Offsetting Lindsay is the equally brilliant Harris who embraces the role of Elphaba with a delicious blend of intelligence and humour. Never once delving too deep into her character's wrath to detach your compassion, she finds that golden middle-ground where you love her, hate her, and redeem her all at the same time.
There are a great deal of comedic extras in this production, which are a welcomed addition to the original show and brilliantly orchestrated.
The casting of the two leads could not have been better. The coupling of Lindsay's soprano voice with Harris's alto, is breathtaking. When Harris sang, “The Wizard and I,” the house erupted with applause, and later when she and Lindsay sang, “Defying Gravity,” the ear-piercing screams were so powerful you would have thought it was the finale and not just the last song before the intermission.
When the volume settled to a voice-discernible level, voices resounded in praise: words like, amazing, and astounding were passed around freely.
There were a couple of misguided or perhaps misplayed sections in the show, which did not actually deter from the performance but were simply noticeably inconsistent with what appeared to be the intention.
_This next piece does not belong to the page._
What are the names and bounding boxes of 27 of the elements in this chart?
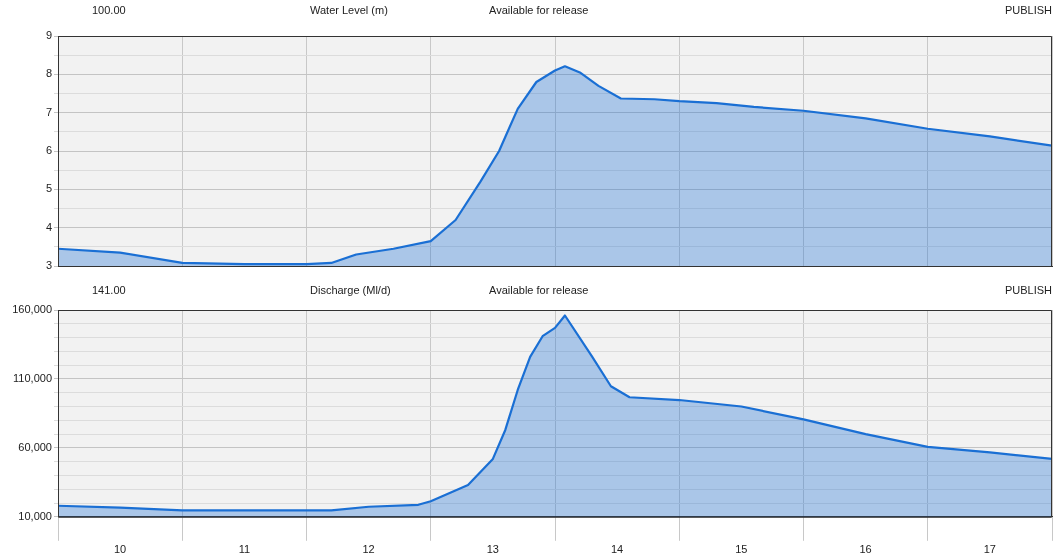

One such spot came with the introduction of Fiyero (Matt Shingledecker). While the dialogue suggested he was a rebel and a womanizer, his comical posturing and dance sequence drew uncontrolled giggles from the audience. Shingledecker is charming as the malleable Fiyero and a hilarious and eclectic blend of naiveté and enlightenment.
Wicked is kind of a Behind the Scenes of The Wizard of Oz where we discover that Elphaba is not really wicked at all: she was simply doing what she could to make things better. When a young cub is caged and suppressed she attempts to rescue it, with unfortunate results. When her sister destroys the heart of a young man in an attempt to control him, Elphaba tries to repair the damage, again with disastrous results. Elphaba, in an attempt to protect the man she loves, well, you get where this is going.
It is interesting to note that love is at the core of the all the women's undoing. When Elphaba fails to save the things she loves, she then becomes a wicked witch. Her younger sister, when she fails to win over the man she loves, also becomes a wicked witch. Even Glinda, when she feels she is losing the man she loves, releases a cyclone of redemption and subsequently, if only temporarily, becomes a wicked witch. And it is not until Elphaba finally falls in love that she truly, “feels wicked.”
Magic spells, music, and mayhem. Glorious set design, sound design, and spectacular costumes. Wicked has it all and then some. Opening night saw a standing ovation that began before the lights came up! Bring the entire family!